I built the Color Contrast Checker while I as doing website redesigns when Web Accessibility became relevant. A lot of brands were having to update or completely redesign their sites due to Accessibility requirements. While working through layouts, I found myself having to go to the WCAG color contrast checker online tool to check each color combo one by one. And then, to remember those combinations and which ones passed the contrasts requirements was a nightmare.
The first thing I did was Google search “Color contrast tool”. And yes, there are a good number of tools out there, but each of these tools, didn’t allow me to check a whole palette at once. I would have to check each combo individually.
After about 20 minutes of no success – I remembered that I can code. So, I started to build my own tool that did exactly what I wanted.
What did I want?
- I wanted to be able to check an entire color palette at once
- I wanted to be able to save my results and easily reference them later
Setting the stage:
- The intended user for this tool is a designer who is testing and adjusting an existing color palette rather than creating one
- The tool is to be used while a designer is currently using a layout program – for example Adobe Photoshop.
This is the first prototype that I built was a trial run. It is not at all pretty and it didn’t have the most friendly user experience but it allowed me to click and fine-tune what I wanted the end experience to be. If you visit Prototype 1, you’ll see what I mean.
For one, if you spam the “Check Color” button, your results accumulate on the bottom of the page. This is both overwhelming and annoying, because now you have to scroll up and down to look at your results.
Another thing I didn’t like about it was that when you click reset the WHOLE page refreshes. Meaning you have to start all over again. What if you just wanted to clear the results and adjust one or two colors?
After I had a better handle on the use cases I wanted to design for, I moved on to my second prototype.

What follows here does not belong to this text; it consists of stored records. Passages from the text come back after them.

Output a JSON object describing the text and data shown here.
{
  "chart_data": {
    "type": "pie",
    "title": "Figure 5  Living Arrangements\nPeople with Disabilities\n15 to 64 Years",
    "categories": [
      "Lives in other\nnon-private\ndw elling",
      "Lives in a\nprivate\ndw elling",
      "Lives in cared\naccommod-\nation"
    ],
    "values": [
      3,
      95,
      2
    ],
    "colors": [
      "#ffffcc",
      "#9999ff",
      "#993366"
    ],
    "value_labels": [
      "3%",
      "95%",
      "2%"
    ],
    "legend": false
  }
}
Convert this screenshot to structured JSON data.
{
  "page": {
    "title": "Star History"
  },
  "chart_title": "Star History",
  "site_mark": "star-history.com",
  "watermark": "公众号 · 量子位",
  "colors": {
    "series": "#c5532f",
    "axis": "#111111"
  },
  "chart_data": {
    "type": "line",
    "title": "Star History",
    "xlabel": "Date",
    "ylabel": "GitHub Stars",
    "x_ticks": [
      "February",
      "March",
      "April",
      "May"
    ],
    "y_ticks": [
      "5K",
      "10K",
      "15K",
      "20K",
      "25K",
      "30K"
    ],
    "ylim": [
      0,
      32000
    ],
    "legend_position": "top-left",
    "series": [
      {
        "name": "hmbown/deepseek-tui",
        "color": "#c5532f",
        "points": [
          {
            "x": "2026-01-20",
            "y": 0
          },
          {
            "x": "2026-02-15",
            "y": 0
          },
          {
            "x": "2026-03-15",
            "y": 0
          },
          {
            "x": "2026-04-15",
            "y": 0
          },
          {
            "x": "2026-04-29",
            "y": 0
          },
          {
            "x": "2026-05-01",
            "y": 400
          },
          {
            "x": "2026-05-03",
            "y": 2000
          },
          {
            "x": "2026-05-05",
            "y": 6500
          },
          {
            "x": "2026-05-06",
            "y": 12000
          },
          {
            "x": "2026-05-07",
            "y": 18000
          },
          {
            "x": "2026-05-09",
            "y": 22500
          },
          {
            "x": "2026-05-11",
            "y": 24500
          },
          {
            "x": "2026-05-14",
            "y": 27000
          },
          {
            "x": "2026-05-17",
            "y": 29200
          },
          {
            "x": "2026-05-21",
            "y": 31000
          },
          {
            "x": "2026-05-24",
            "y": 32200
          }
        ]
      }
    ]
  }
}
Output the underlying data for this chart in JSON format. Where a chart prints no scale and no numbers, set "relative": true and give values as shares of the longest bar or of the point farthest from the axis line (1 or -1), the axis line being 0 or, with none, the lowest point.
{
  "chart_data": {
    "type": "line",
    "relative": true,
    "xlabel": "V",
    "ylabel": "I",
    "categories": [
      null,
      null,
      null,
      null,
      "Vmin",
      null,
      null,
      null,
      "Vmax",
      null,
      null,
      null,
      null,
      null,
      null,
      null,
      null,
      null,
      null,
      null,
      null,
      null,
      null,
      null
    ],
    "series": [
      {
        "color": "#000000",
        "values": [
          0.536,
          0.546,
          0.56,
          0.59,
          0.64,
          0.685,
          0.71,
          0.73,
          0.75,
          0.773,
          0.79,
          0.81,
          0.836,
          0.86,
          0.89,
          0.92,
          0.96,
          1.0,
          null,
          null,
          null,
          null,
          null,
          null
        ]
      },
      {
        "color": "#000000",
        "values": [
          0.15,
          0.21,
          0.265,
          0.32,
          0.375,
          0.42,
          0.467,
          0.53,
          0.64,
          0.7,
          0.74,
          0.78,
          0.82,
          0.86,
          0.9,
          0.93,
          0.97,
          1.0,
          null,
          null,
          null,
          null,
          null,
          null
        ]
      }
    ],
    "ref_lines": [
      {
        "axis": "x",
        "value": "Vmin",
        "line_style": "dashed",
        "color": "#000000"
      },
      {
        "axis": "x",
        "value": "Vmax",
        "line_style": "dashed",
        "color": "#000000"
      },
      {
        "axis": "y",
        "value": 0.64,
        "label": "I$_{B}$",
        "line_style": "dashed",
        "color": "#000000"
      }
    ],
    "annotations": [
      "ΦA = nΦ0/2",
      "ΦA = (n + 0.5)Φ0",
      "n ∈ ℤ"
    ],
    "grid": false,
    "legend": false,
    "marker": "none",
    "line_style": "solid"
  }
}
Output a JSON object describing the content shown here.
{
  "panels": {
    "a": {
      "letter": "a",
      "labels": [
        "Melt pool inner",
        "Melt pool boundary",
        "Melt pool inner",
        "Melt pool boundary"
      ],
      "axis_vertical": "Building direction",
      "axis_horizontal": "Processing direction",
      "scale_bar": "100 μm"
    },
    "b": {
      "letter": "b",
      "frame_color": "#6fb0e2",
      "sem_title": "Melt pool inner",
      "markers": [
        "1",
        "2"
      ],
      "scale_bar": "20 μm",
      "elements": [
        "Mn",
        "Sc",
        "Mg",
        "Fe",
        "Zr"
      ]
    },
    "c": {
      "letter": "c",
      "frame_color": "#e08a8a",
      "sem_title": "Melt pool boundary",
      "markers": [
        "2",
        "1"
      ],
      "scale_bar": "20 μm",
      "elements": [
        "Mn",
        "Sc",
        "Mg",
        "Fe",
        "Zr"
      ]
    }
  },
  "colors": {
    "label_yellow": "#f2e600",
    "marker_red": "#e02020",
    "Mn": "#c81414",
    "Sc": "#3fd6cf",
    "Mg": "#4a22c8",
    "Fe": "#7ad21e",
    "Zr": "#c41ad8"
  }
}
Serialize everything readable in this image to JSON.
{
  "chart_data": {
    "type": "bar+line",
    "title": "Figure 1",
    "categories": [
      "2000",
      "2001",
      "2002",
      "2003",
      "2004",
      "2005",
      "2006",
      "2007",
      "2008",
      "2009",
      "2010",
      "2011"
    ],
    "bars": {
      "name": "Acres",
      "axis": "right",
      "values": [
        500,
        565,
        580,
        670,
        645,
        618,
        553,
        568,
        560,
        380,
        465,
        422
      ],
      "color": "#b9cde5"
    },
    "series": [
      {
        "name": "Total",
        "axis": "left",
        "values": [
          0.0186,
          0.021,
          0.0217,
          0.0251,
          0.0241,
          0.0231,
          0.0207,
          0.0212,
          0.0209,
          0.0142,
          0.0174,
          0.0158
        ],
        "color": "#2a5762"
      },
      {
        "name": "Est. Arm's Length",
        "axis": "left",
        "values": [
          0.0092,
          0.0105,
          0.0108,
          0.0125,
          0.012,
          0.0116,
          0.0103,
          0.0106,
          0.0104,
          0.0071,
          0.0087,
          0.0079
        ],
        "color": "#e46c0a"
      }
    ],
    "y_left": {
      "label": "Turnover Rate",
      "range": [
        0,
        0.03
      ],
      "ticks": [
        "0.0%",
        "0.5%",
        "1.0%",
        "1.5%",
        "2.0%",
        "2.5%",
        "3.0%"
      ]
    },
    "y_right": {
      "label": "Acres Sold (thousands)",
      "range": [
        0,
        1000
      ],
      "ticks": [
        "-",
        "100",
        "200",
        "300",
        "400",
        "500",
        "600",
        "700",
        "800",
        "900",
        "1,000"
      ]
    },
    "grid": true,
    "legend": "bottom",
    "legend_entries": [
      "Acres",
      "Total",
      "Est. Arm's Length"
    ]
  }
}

A few of things I had in mind were:
- Update the layout so that the user wouldn’t have to scroll as much and could reference their colors and results at the same time
- Add the ability to clear just the results
- Add the ability to clear just the color inputs
- Do not let the results accumulate each time “Check Colors” is clicked
- Allow user to “download” their results – with Print > Save as PDF
- Can easily copy paste next codes to/from the checker tool to the design program – no need to worry about “#“
Here is is Prototype 2!
Much more efficient use of space, and more control over resetting and clearing the tool. Now I’ve got a tool where I can test all my colors at one time, and see and save my results.
But let’s not stop there. There are always things to improve. When I have the time to continue this project, here’s a few things I’d like to adjust to improve the UX even further:
- Add a button to download a nicely laid out version of the results
- Instead of relying on Print > Save as PDF
- Make labels more succinct, for example remove “Text” in all the color blocks. That way I can probably fit more boxes in the space before having to scroll
- Add validation messages to the color inputs
- Currently, you’ll see an error if you input a wrong color but there is no message as to why
- While this should be intuitive to designers… it would just be a nice touch to make the tool use-able for those who are not designers
- Add more uses to the tool:
- Add a color picker to the color inputs so that if you need to design or adjust here you can
I was quite happy with the results and I use my tool all the time while do layouts or even picking colors while coding web pages or screen elements.